In interview with the day, pointed out that those who present these symptoms should remain in preventive follow-up and have a general examination after infection. In the case of the omicron variant, “the discomforts are usually, although not generally, milder, and in that sense the neuropsychiatric, neurocognitive and neurological effects are not so obvious, but research in this regard is lacking.”

In mid-2020, the Pan American Health Organization issued the first epidemiological alert on the neurological complications and sequelae of covid-19. He pointed out that the effects are not only at the pulmonary level, there is also damage to the central nervous system.

However, it was not until last October that the World Health Organization (WHO) published the first official clinical definition of post-Covid-19 disease, which includes fatigue, shortness of breath, cognitive dysfunction and other symptoms that affect daily functioning. .

Janet Díaz, head of WHO Clinical Management, indicated that the sequelae “may be of new appearance after the initial recovery from an acute episode, or they may persist from the onset of the disease.
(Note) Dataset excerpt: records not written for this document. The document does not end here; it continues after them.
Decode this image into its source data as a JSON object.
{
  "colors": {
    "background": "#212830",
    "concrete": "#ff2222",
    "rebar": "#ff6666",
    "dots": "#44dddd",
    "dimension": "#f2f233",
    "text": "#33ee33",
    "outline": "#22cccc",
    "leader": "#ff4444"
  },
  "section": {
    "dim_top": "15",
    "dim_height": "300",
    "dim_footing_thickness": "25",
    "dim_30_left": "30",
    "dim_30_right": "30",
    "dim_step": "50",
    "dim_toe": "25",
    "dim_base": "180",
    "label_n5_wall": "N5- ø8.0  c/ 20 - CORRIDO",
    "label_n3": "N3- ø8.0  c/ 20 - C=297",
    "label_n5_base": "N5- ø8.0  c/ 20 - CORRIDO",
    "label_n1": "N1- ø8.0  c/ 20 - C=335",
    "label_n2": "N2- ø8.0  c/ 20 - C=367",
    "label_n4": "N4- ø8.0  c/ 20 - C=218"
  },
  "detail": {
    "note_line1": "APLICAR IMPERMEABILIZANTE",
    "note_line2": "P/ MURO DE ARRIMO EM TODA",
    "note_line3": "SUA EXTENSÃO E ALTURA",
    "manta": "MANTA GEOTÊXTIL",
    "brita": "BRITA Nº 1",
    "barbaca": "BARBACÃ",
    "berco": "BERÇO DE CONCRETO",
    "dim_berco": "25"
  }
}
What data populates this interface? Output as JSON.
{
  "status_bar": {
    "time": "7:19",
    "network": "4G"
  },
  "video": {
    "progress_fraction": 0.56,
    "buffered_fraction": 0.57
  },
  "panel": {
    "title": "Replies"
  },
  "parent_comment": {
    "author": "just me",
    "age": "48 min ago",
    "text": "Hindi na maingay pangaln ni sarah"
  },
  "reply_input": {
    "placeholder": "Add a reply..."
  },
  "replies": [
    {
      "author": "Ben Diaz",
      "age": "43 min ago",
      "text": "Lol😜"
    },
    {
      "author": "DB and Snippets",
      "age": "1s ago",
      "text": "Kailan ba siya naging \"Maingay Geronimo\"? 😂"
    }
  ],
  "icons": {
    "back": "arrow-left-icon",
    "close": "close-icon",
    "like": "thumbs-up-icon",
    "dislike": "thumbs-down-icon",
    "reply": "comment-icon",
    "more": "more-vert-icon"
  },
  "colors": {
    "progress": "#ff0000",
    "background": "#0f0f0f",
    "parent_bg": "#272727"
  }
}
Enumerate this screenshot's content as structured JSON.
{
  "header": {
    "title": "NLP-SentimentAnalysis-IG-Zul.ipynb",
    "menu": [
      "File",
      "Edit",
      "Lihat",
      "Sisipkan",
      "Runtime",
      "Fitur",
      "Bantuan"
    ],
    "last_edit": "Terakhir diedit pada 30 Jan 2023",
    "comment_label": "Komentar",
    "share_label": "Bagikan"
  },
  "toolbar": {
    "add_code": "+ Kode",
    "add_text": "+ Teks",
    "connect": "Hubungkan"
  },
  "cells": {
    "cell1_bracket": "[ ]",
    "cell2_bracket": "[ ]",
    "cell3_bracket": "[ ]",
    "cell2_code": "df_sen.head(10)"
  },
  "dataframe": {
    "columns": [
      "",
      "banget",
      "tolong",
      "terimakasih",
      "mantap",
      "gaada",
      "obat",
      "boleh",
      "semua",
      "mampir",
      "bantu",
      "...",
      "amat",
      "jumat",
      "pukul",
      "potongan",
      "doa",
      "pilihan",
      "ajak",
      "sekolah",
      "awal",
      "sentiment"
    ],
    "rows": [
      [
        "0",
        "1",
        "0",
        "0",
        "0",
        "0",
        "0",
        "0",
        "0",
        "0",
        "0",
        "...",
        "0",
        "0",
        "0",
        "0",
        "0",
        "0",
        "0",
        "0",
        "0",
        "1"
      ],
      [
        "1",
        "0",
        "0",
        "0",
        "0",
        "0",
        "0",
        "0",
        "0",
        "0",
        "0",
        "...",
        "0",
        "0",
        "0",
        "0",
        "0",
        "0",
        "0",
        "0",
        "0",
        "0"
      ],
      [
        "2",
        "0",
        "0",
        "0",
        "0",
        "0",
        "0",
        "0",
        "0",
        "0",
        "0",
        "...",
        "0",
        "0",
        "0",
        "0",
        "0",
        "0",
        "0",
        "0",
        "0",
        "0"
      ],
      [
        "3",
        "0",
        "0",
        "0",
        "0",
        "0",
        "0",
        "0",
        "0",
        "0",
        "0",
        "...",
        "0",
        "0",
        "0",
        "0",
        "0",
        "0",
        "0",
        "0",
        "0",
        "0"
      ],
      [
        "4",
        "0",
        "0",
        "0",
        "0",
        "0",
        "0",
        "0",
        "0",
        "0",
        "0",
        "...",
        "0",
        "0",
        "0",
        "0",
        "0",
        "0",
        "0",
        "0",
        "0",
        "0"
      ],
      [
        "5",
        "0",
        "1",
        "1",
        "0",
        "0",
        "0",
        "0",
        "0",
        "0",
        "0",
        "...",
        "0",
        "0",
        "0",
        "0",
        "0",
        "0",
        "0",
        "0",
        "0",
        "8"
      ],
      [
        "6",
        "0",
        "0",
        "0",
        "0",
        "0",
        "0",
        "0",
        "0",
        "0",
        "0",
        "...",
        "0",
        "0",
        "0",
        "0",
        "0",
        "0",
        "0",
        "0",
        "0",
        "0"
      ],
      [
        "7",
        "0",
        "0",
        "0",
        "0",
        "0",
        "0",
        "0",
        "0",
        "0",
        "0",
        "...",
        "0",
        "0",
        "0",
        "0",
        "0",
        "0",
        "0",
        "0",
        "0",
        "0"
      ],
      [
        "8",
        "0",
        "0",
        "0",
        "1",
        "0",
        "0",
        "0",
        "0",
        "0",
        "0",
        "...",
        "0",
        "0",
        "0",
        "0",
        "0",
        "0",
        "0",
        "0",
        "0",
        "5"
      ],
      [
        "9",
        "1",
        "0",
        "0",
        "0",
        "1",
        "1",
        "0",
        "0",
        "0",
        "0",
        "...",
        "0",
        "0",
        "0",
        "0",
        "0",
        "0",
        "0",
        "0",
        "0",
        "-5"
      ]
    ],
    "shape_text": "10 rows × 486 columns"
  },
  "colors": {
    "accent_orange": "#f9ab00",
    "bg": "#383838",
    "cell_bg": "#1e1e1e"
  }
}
In addition, symptoms may also fluctuate or relapse over time.”

Antonio is 27 years old and in January 2021 he was infected. “I did not have a serious illness, I hardly felt discomfort, but on the fourth day I lost my sense of smell and hearing on the left side, which I recovered weeks later; but I have not smelled like before. The doctors don’t know how to explain what I have. No one can tell me if I’ll have a normal sense of smell again, plus I feel tired.”

Javier, 40, who presented moderate symptoms last March, said: “I came out of the infection without a problem, but after a few days I realized that I was forgetting basic words like table, door, glass. He knew what they were, but had forgotten how to pronounce them. Almost a year has passed and these episodes have reduced, but they have not completely disappeared.

The Mexican Social Security Institute reported 220,907 people with post-Covid sequelae treated until the third quarter of 2021, with physical and mental effects. Some of the discomforts that patients present are: shortness of breath, difficulty breathing, tiredness or fatigue after low-impact physical activities, cough, chest, head or muscle pain; palpitations, memory, concentration or sleeping problems.